I also learned about the complementarity of quantum theory and time in Dr. Rovelli's Time Doesn't Exist and Amazing Physics Lectures, which I referred to in my own work, augument aruma, so I must have had some input.

But more importantly, I can't overlook the fact that I have primary information about the genetic engineering knowledge that led me to this point. At the same time, he also obtained engineering knowledge in cooperation with universities, and in terms of compensating for budgetary barriers with knowledge, I would say that Mr. Anno is one of the foremost experts in the field today. (Of course, there are many things that are made with deep knowledge in various fields, and I believe that putting knowledge into a story is really worthwhile.

Death, resurrection, and the final battle and return with the treasure.

This can be seen in the theory of the twelve divisions proposed by Christopher Bogler, and the part in Part C where the temporary cabinet is established in Tachikawa is the resurrection.
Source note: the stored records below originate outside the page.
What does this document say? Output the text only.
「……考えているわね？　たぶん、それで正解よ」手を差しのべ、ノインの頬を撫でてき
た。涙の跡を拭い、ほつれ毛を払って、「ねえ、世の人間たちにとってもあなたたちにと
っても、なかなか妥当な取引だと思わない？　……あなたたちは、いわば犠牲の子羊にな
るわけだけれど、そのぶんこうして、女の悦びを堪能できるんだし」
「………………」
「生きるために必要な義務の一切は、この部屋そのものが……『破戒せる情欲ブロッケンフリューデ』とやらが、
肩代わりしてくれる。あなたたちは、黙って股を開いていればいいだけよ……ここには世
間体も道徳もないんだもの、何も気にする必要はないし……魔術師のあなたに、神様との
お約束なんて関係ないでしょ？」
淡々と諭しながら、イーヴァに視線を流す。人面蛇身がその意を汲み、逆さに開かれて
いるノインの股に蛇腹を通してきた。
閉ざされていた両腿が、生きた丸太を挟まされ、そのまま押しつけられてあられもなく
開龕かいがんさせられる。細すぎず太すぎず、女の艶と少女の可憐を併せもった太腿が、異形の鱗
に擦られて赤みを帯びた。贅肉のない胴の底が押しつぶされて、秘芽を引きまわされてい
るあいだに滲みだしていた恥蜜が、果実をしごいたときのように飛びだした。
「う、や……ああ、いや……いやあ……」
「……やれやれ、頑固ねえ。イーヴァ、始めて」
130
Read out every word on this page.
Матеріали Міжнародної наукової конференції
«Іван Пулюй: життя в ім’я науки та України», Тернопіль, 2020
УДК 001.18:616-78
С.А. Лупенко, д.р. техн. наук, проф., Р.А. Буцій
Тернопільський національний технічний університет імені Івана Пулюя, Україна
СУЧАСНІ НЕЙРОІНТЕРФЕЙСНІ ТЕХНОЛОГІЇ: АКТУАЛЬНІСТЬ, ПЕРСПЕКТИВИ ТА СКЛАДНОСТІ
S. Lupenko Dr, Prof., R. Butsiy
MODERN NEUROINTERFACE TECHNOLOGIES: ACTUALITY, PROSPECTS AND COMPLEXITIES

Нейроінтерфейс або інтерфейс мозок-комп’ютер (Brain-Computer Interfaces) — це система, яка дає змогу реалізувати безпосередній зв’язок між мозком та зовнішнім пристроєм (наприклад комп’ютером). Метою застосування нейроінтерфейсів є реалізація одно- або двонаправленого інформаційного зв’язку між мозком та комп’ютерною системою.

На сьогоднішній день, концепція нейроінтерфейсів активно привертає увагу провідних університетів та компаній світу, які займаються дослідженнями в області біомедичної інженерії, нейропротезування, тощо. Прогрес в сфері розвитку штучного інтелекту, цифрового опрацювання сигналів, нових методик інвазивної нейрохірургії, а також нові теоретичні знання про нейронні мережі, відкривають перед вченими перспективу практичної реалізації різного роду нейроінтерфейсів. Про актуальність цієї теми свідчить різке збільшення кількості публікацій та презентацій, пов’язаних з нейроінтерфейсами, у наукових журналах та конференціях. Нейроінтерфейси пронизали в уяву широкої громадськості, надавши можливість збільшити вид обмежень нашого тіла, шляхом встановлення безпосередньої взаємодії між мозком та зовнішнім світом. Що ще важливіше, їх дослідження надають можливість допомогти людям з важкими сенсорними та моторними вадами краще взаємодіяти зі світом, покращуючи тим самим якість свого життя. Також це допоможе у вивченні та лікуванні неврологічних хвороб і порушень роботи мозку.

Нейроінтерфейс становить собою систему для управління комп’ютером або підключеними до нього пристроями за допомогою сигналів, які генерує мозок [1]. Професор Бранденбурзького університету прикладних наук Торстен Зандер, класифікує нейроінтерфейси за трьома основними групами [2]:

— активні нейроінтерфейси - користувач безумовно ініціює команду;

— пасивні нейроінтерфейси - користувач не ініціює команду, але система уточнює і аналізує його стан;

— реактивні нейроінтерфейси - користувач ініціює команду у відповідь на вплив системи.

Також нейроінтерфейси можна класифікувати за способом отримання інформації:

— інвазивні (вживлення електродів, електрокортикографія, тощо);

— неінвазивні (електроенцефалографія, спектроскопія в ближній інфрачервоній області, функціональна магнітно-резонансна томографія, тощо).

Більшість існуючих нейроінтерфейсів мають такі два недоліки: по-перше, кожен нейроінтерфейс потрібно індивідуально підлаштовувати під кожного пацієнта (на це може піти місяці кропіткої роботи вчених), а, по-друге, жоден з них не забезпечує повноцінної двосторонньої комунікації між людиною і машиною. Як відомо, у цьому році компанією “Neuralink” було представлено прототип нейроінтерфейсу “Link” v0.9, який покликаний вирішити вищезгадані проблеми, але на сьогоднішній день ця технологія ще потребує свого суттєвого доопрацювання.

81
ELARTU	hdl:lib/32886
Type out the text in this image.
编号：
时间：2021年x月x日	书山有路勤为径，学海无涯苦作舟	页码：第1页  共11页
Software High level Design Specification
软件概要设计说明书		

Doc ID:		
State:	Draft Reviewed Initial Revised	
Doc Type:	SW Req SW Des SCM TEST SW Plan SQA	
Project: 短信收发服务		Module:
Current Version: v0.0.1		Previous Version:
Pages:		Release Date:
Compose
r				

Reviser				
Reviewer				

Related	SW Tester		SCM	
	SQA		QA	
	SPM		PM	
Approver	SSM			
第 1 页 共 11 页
From this point on, we prepare for Operation Yashiori until the final battle, and what is the treasure gained from the final battle is a brief peace that is the time until Godzilla is reactivated.

The fact that there are two final battles in the film is miso, one is Japan's battle against the visible wonder that is Godzilla, and the other is the Allied Forces, led by the United States, who tried to annihilate Japan with Godzilla.

And I think it is ironic that this reality is a metaphor for Corona and the Olympics in 2021.



The maximum emotional value we defined is 54 and the minimum is 10, and we rarely see a work with a range as wide as 44. I've measured quite a few of them, but none of them had such a huge ups and downs. (This 10 may be a measurement error due to lack of corpus.

Next, the average emotion value on the right side is about 38 points at the upper limit and 35 points at the lower limit, with a difference of 3 points. The difference between the two is 3 points. The longer the work, the more the average is stretched, so the points become lower.

In the case of Ulala Infinite Desire, which we recently released, the maximum range is only 1.5 points, and Shin Godzilla, which has double the difference in sentiment, is just as impressive.